You give national staff and volunteer leaders the opportunity to develop and deepen relationships with chapter leaders. The conference also serves as a training camp. Your ‘scouts’ (national staff and leaders) can spot leadership recruits who could move from the minors (chapters) to the major league (national).
At the conference, you can listen to the stories of chapter leaders and better understand their strengths and weaknesses. You can identify how to better support chapters in delivering value to members, and how chapters can help your association achieve its goals.
REMOVE THE OBSTACLES TO CONFERENCE PARTICIPATION
Chapter leaders may not have sufficient funds (their chapter’s or their own) to attend the conference. Consider these options:
- Full subsidy: National covers conference, travel, and hotel expenses.
- Partial subsidy: National covers conference and hotel expenses, and chapters pay for travel and other expenses.
- Matching funds: National matches what the chapter allocates.
- Scholarships: National provides full or partial scholarships based on ability to pay or other criteria.
- Sponsorships: Affiliate/associate members pay expenses for one or more chapter leaders.
DESIGN THE CHAPTER LEADERSHIP CONFERENCE EXPERIENCE
Before putting together your conference program, first identify learner outcomes: what do chapter leaders need to know how to do when they get back to ‘work.’ Keep these goals firmly in mind while planning the educational program.
ALIGN CONTENT WITH PAIN POINTS
Session content should align with chapter and national critical pain points. A survey will help you uncover chapter priorities. Ask chapter leaders to self-identify as a new or veteran chapter leader and to rate a selection of possible session topics on a scale of 1 to 5 or “n/a.”
DON’T ASSUME YOU’VE IDENTIFIED EVERY TOPIC
Give leaders the opportunity to describe their most critical chapter pain points. What prevents their chapter from growing? What’s causing members to not renew? What gets in the way of them doing their best job as leaders? Keep the survey brief and focused on conference content. If you need feedback on other issues, save those requests for another day.
CREATE A CONFERENCE ADVISORY BOARD
A conference advisory board made up of former and existing chapter leaders can also help you understand what chapter leaders need to succeed. Make sure some of those board members have also been involved in national leadership so that perspective is part of the discussion.
PLAN FOR 2 EDUCATIONAL TRACKS
One for new and one for veteran chapter leaders. New leaders need to know the basics, for example, how to develop budgets, create and understand financial reports, and comply with federal and state regulations. Veteran leaders may have mastered those financial responsibilities, but don’t assume they have—their survey responses will reveal their needs.

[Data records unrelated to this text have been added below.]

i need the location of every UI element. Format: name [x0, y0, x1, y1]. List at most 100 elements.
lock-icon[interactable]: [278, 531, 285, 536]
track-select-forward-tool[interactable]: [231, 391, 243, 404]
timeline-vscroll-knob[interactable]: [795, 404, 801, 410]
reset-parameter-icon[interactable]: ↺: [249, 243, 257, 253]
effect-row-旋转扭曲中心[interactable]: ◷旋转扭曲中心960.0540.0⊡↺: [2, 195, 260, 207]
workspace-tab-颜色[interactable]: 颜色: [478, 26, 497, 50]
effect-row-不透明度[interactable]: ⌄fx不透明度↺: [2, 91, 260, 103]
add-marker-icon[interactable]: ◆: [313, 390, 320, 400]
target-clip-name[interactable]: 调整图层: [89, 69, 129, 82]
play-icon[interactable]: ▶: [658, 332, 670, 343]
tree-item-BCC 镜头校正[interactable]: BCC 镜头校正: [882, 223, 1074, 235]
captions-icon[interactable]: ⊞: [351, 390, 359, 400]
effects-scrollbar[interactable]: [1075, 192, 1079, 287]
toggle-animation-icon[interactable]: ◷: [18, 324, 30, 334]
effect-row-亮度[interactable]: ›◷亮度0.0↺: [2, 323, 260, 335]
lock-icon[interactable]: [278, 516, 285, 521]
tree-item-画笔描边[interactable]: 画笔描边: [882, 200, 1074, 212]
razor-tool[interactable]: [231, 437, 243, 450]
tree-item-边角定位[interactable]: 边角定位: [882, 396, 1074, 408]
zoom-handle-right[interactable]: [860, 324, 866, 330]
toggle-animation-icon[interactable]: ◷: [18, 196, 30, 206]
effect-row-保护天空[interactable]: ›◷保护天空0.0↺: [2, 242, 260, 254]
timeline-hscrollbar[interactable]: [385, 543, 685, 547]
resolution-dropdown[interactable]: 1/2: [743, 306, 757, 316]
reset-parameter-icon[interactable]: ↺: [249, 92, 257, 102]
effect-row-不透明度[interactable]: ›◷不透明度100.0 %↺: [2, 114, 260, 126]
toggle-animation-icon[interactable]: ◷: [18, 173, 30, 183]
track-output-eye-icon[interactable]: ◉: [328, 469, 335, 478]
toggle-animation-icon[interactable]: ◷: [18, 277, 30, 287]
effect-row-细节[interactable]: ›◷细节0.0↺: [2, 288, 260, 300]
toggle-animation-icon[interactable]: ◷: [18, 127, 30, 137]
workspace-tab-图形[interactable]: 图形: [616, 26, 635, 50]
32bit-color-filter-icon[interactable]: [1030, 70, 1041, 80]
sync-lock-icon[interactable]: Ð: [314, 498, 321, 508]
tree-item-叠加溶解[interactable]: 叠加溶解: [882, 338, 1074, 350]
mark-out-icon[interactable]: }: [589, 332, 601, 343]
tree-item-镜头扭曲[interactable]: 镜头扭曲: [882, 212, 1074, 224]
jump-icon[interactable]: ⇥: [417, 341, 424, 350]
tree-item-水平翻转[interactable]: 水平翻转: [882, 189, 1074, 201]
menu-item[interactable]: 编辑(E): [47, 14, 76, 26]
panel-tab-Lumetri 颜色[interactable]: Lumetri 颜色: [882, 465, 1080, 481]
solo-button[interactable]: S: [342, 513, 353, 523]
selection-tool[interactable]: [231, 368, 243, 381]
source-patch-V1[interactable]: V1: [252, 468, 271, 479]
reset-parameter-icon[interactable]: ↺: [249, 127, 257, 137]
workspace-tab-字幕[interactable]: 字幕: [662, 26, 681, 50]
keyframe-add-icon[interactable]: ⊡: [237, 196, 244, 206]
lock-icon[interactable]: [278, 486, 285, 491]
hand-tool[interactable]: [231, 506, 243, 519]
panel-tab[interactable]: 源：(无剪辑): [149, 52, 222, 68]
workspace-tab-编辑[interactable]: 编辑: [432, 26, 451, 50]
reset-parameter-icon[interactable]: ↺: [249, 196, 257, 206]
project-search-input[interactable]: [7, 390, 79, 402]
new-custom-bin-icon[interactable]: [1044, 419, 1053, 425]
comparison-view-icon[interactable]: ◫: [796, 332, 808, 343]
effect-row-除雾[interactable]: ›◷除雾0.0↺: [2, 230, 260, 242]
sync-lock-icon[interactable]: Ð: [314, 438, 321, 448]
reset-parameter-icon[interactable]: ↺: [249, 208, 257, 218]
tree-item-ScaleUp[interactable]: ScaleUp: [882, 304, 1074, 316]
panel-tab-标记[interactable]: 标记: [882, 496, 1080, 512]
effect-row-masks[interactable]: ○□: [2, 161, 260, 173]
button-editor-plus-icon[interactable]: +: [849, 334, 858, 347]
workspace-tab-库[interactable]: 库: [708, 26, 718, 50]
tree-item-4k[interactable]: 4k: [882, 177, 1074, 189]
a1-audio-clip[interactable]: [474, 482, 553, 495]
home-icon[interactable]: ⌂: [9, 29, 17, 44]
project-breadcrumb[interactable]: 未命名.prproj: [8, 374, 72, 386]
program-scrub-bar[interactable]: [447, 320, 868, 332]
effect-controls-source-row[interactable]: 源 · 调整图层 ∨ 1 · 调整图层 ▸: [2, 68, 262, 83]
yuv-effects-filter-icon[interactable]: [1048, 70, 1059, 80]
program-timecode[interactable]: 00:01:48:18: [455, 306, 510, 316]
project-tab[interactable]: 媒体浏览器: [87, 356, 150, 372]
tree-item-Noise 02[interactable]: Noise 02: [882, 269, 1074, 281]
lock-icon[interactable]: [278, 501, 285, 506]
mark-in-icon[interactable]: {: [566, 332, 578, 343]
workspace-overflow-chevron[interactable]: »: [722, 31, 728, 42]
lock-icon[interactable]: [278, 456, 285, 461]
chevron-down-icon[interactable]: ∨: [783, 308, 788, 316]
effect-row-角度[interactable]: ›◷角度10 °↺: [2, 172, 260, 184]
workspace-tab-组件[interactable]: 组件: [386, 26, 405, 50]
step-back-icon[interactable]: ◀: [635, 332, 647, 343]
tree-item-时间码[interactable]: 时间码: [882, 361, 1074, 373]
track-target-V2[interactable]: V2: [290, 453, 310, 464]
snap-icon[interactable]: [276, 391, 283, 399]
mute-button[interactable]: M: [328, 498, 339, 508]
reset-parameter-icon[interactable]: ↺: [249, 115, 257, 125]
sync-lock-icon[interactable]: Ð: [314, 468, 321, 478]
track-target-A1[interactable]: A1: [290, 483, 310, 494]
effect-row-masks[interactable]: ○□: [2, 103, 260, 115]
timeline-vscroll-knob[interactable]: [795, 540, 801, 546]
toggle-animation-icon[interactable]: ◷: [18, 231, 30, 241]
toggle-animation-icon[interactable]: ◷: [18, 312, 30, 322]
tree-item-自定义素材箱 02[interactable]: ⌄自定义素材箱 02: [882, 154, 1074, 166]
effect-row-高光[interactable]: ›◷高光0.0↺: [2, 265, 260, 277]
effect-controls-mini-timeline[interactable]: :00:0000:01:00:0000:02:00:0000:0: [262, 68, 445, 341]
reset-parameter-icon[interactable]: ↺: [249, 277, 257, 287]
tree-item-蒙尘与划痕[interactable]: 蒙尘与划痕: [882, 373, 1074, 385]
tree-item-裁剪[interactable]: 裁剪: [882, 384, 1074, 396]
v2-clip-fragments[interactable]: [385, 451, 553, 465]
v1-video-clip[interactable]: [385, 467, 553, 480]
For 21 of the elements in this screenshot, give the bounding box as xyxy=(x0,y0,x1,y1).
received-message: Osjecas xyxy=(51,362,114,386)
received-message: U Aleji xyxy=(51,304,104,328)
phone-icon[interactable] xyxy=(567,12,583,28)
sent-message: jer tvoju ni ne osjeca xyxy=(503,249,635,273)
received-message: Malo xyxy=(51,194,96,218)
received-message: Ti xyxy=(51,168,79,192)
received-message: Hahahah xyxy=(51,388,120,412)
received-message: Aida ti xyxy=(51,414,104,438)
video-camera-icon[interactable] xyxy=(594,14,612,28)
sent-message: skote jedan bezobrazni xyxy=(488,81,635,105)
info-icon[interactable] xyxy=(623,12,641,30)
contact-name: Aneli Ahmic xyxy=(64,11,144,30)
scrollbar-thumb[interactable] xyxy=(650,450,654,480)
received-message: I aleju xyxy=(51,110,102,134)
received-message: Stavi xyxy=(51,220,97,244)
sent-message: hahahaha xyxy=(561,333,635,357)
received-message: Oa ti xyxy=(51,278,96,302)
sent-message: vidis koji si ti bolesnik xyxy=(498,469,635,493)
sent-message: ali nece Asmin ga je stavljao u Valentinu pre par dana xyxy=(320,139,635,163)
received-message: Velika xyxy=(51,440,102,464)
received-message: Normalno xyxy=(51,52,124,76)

FOCUS ON TOPICS TO LEARN TOGETHER
And please, don’t spend valuable conference time on passive, informational sessions. For example, don’t dedicate an hour to a review of legislative and regulatory issues. Chapter leaders can read, watch videos, or participate in webcasts about those issues at home on their own time. Focus on topics chapter leaders can actively learn together in person.
To ensure you cover the essentials, take a cue from the National Speakers Association. Their conference focused on the “Five Ms” of chapter leadership: management, marketing, meetings, membership, and money. Here’s a sampling of topics from other chapter leadership conferences:
- Budgeting basics
- Chapter dashboards
- Event contracts
- Business partnerships (sponsorship/exhibitor sales)
- Marketing 101
- Chapter website must-haves
- Leadership development
- Diversity and inclusion
- Educational program development
- Member onboarding and engagement
- High-performing boards and board self-evaluation
And, a topic near and dear to our heart: technology strategy.
TAKE ADVANTAGE OF SUBJECT MATTER EXPERTS AND PARTNERS
When it’s time to find speakers, don’t forget industry partners. We’ve presented our Chapter Secret Sauce session on technology strategy at several chapter leadership conferences. This session addresses chapter pain points, prompts lively discussions, and leads to changed behavior and processes.